The $2,000 Samsung Galaxy Fold was slated to come out April 26 in the US. It was supposed to be a triumph of Samsung’s display technology—a product years in the making that would redefine the smartphone. Instead, it’s being delayed. A report from The Wall Street Journal says the phone has been delayed until “at least next month.
Samsung was suspiciously protective of the Galaxy Fold in the run-up to launch. It was announced alongside the Galaxy S10 in February, but while the S10 was put on display to be touched and tapped, the Galaxy Fold was only shown in a glass box. It wasn’t until last week that people outside of Samsung were finally able to try the Galaxy Fold, when Samsung handed out review units to select members of the press. There were always durability concerns about the folding display, but when devices in the hands of reviewers sometimes lasted a single day before the displays died, the alarm bells started ringing.
The report from the Journal says, “The new rollout is expected in the coming weeks, though a firm date has yet to be determined.” Apparently Samsung has flagged the current hinge design as one of the issues causing an early death. “Though the company’s internal investigation remains ongoing, the Galaxy Fold phone’s reported issues stem from problems affecting the handset’s hinge and extra pressure applied to the internal screen,” the report says.
So far Samsung has not responded to the report. At least two Galaxy Fold press events have already been delayed. April 23 and 24 were supposed to be the dates for launches in Hong Kong and Shanghai, but Engadget reports that those press events have been officially cancelled. Samsung has already taken pre-orders for the Galaxy Fold—so many pre-orders the phone is “sold out“—so the company will have to start communicating to customers soon, as they are still expecting that April 26 ship date to happen.
Samsung said it has spent six years and over a hundred million dollars to develop the folding display technology in the Galaxy Fold.
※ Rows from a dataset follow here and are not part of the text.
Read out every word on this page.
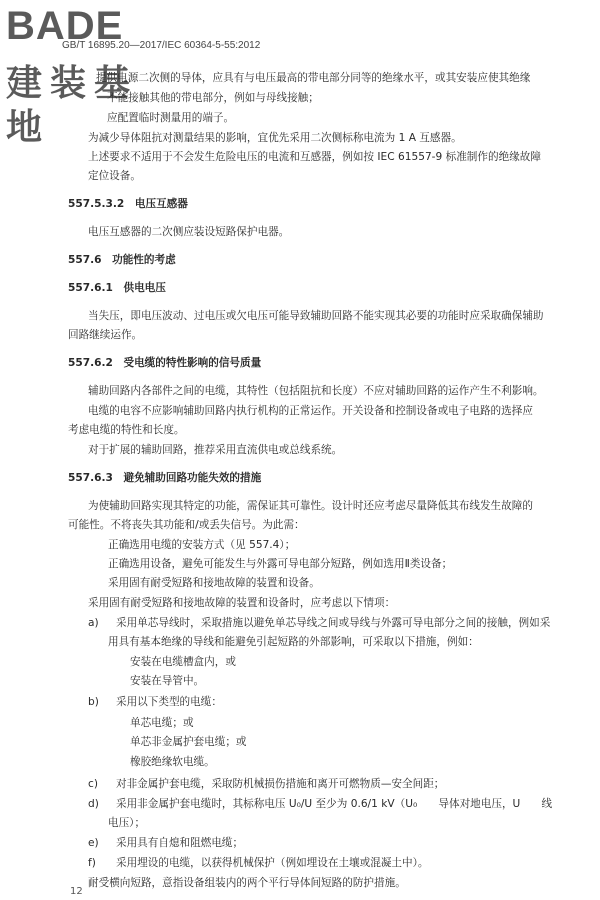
BADE
建装基地
GB/T 16895.20—2017/IEC 60364-5-55:2012
提供电源二次侧的导体，应具有与电压最高的带电部分同等的绝缘水平，或其安装应使其绝缘
不能接触其他的带电部分，例如与母线接触；
应配置临时测量用的端子。
为减少导体阻抗对测量结果的影响，宜优先采用二次侧标称电流为 1 A 互感器。
上述要求不适用于不会发生危险电压的电流和互感器，例如按 IEC 61557-9 标准制作的绝缘故障
定位设备。
557.5.3.2　电压互感器
电压互感器的二次侧应装设短路保护电器。
557.6　功能性的考虑
557.6.1　供电电压
当失压，即电压波动、过电压或欠电压可能导致辅助回路不能实现其必要的功能时应采取确保辅助
回路继续运作。
557.6.2　受电缆的特性影响的信号质量
辅助回路内各部件之间的电缆，其特性（包括阻抗和长度）不应对辅助回路的运作产生不利影响。
电缆的电容不应影响辅助回路内执行机构的正常运作。开关设备和控制设备或电子电路的选择应
考虑电缆的特性和长度。
对于扩展的辅助回路，推荐采用直流供电或总线系统。
557.6.3　避免辅助回路功能失效的措施
为使辅助回路实现其特定的功能，需保证其可靠性。设计时还应考虑尽量降低其布线发生故障的
可能性。不将丧失其功能和/或丢失信号。为此需：
正确选用电缆的安装方式（见 557.4）；
正确选用设备，避免可能发生与外露可导电部分短路，例如选用Ⅱ类设备；
采用固有耐受短路和接地故障的装置和设备。
采用固有耐受短路和接地故障的装置和设备时，应考虑以下情项：
a) 采用单芯导线时，采取措施以避免单芯导线之间或导线与外露可导电部分之间的接触，例如采
用具有基本绝缘的导线和能避免引起短路的外部影响，可采取以下措施，例如：
安装在电缆槽盒内，或
安装在导管中。
b) 采用以下类型的电缆：
单芯电缆；或
单芯非金属护套电缆；或
橡胶绝缘软电缆。
c) 对非金属护套电缆，采取防机械损伤措施和离开可燃物质—安全间距；
d) 采用非金属护套电缆时，其标称电压 U₀/U 至少为 0.6/1 kV（U₀　　导体对地电压，U　　线
电压）；
e) 采用具有自熄和阻燃电缆；
f) 采用埋设的电缆，以获得机械保护（例如埋设在土壤或混凝土中）。
耐受横向短路，意指设备组装内的两个平行导体间短路的防护措施。
12
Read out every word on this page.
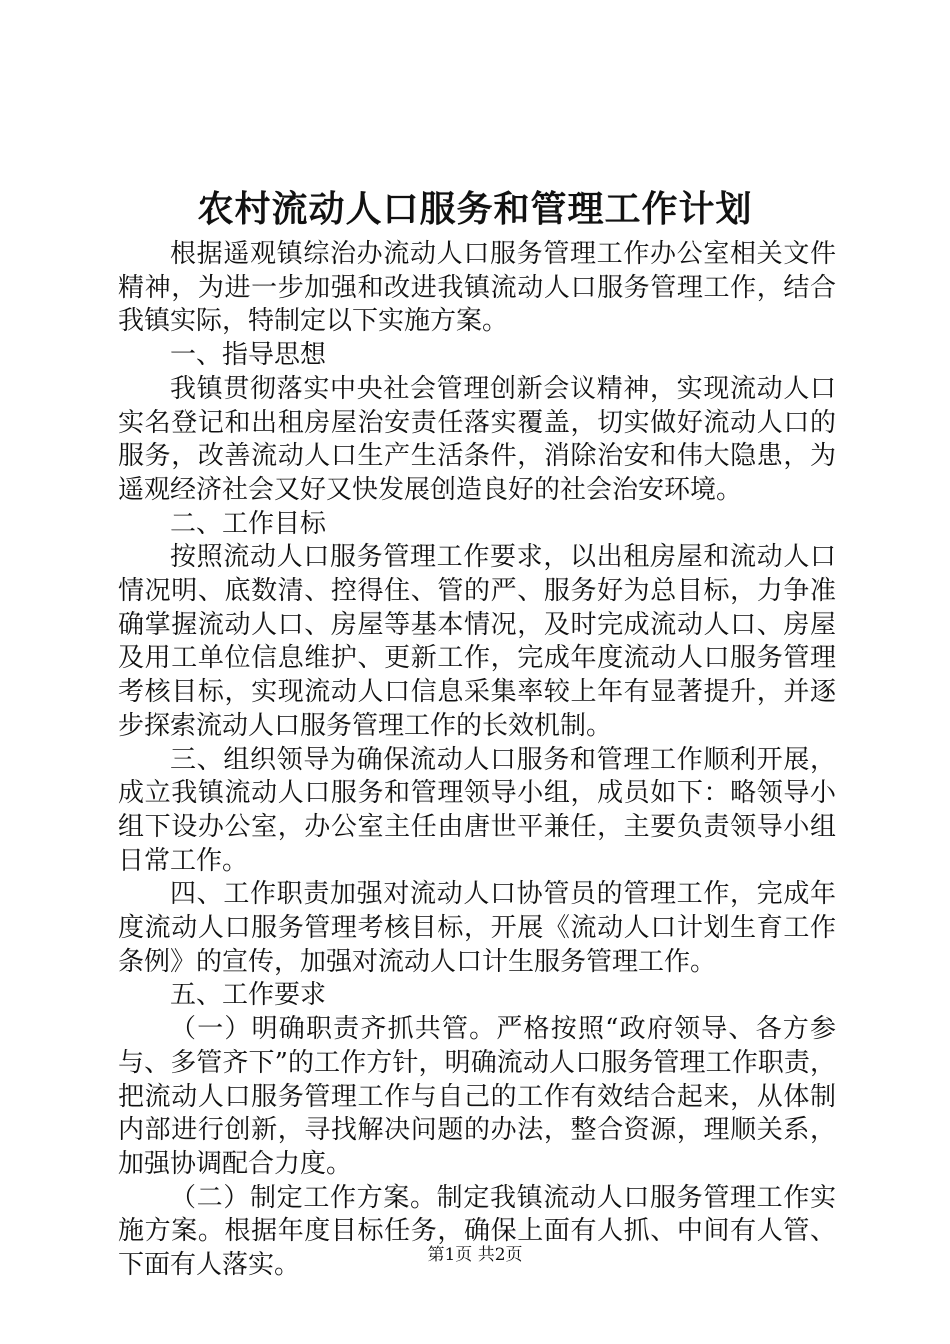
农村流动人口服务和管理工作计划

根据遥观镇综治办流动人口服务管理工作办公室相关文件精神，为进一步加强和改进我镇流动人口服务管理工作，结合我镇实际，特制定以下实施方案。

一、指导思想

我镇贯彻落实中央社会管理创新会议精神，实现流动人口实名登记和出租房屋治安责任落实覆盖，切实做好流动人口的服务，改善流动人口生产生活条件，消除治安和伟大隐患，为遥观经济社会又好又快发展创造良好的社会治安环境。

二、工作目标

按照流动人口服务管理工作要求，以出租房屋和流动人口情况明、底数清、控得住、管的严、服务好为总目标，力争准确掌握流动人口、房屋等基本情况，及时完成流动人口、房屋及用工单位信息维护、更新工作，完成年度流动人口服务管理考核目标，实现流动人口信息采集率较上年有显著提升，并逐步探索流动人口服务管理工作的长效机制。

三、组织领导为确保流动人口服务和管理工作顺利开展，成立我镇流动人口服务和管理领导小组，成员如下：略领导小组下设办公室，办公室主任由唐世平兼任，主要负责领导小组日常工作。

四、工作职责加强对流动人口协管员的管理工作，完成年度流动人口服务管理考核目标，开展《流动人口计划生育工作条例》的宣传，加强对流动人口计生服务管理工作。

五、工作要求

（一）明确职责齐抓共管。严格按照“政府领导、各方参与、多管齐下”的工作方针，明确流动人口服务管理工作职责，把流动人口服务管理工作与自己的工作有效结合起来，从体制内部进行创新，寻找解决问题的办法，整合资源，理顺关系，加强协调配合力度。

（二）制定工作方案。制定我镇流动人口服务管理工作实施方案。根据年度目标任务，确保上面有人抓、中间有人管、下面有人落实。	第1页 共2页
Late last year the company said this display technology was stolen, though, and sold to competitors in China. With companies like Huawei and Xiaomi also demoing foldable phones now, it would not surprise me to hear that Samsung was trying to rush the Galaxy Fold out the door to keep its title of “first foldable” from a mainstream manufacturer.
One of the Galaxy Fold’s problems was that there was no clear communication that the screen protector on the front of the display should not be pulled off. Some reviewers removed this front protective layer before their screens died. The launch delay would give Samsung more time to change the in-box messaging instructing users to not remove this protective layer. If the Galaxy Fold delay is only a few weeks, there wouldn’t be time to change much more than the box messaging, though. And if there is a more significant problem with the Galaxy Fold display, it would take longer than a few weeks to sort out.